Immigration is as old as the hills. Folk have moved since time immemorial in search of better lives and to escape war and poverty.
And so the current debate over immigration is nothing new either.
Nor is it just a UK issue. EU countries are currently at loggerheads too.
The Czech Republic imposed temporary border controls on Slovakia after a huge year-on-year increase in the numbers entering the country illegally – mainly young men from Syria.
Meanwhile Italy and France have had a diplomatic row over who should take 234 migrants rescued at sea and refused landing in Italy before being allowed to disembark at Toulon. Forty four of them were refused asylum and are to be deported.
Here in Dundee, immigration helped build the city’s fortunes.
By 1851 the population of Irish-born residents was 18.9%, greater even than Glasgow’s.
Only Liverpool in the UK had more folk hailing from the Emerald Isle.
Lochee was nicknamed Little Tipperary or Tip, because of the huge numbers of folk, the majority of them women, bringing their weaving skills from Ireland to find employment in the jute mills.
And it’s always been a two-way thing.
Scots and Irish have been at the forefront of emigration to America, Australia, Canada, and New Zealand.
Many of us will have friends and relations in those four countries.
UK policy on migrants is a shambles
The current furore over who can come and stay in the UK involves many elements.
And some of them are undoubtedly racist and bigoted.
But that’s no different from over a century ago when some Scots thought the newly arriving Irish were undermining their wages and conditions, leading to riots in some places.
In Dundee we were largely free from the sectarianism accompanying that immigration.
But in some attitudes to modern newcomers, many of the old hostilities are still evident.
The current asylum system to decide who is fleeing war and danger and can stay, and who is simply looking for a better economic future and must leave, is a shambles.
However, unless you think everyone who wishes to come here should be allowed to remain then some kind of system to decide who can and cannot is needed.
That will inevitably disappoint many hopefuls, but difficult decisions must be made.
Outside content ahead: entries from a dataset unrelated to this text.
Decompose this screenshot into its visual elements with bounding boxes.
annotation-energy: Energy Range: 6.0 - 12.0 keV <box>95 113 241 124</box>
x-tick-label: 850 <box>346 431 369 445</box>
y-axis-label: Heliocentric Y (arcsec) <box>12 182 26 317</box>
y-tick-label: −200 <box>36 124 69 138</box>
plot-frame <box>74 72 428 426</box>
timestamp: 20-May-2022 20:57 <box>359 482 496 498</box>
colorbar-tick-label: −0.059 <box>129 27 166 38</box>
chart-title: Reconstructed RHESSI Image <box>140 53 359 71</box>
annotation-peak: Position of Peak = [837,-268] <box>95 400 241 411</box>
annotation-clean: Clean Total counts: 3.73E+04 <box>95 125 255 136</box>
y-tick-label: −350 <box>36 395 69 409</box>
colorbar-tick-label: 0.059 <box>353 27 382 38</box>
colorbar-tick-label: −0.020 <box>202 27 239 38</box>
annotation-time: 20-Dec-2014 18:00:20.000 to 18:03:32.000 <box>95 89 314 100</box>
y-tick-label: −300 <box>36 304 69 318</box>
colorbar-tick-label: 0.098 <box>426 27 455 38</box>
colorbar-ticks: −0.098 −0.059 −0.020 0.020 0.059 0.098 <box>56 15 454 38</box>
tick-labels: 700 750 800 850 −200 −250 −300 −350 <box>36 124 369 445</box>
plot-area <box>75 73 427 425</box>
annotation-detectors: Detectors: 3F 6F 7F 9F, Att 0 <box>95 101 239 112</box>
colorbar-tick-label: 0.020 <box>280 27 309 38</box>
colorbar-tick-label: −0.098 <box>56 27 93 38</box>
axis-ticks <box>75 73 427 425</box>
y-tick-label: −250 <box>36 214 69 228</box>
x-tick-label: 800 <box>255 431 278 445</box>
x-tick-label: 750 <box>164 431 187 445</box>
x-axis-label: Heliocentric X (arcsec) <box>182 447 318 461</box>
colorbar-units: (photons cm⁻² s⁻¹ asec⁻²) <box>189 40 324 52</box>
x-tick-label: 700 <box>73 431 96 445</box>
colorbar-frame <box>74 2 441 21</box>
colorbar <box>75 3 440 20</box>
The present migrant crisis is so great that it’s even causing some to suggest EU internal Freedom of Movement itself may be threatened unless it can get to grips with the problem.
Problems won’t just disappear
So how should any society cope with concerns over unlimited immigration and the potential stresses and strains on education, housing, and welfare systems?
There’s no proof that the numbers wanting to come to the UK will overwhelm us.
But many people are worried about the possibility of unchecked immigration.
And labelling them all as racists is simplistic. Especially when the accusation is aimed at communities bewildered by the pace of change around them.
The Tories and Labour say they want to stop people smugglers, the serious, organised criminals who are exploiting those dreaming of better lives.
The SNP says: “With independence we can build asylum and immigration systems geared to meet Scotland’s needs and founded on fairness and human rights.”
But what does that woolly statement mean?
Are we looking to adopt a points based system like Australia or an open doors one?
And would it be any more well-managed than the existing UK Government process, which is clearly chaotic and takes far too long to deal with those seeking asylum.
On one side of the debate are those who think we should accommodate permanently all of those who arrive.
On the other, some who are just hard of heart, but also those who know difficult choices are required. And that decisions will dash the hopes and dreams of some asylum seekers.
It’s a dilemma with no easy answers.
But it deserves a mature debate based on facts, not on fear-mongering and falsehoods.
Because this problem isn’t going away anytime soon.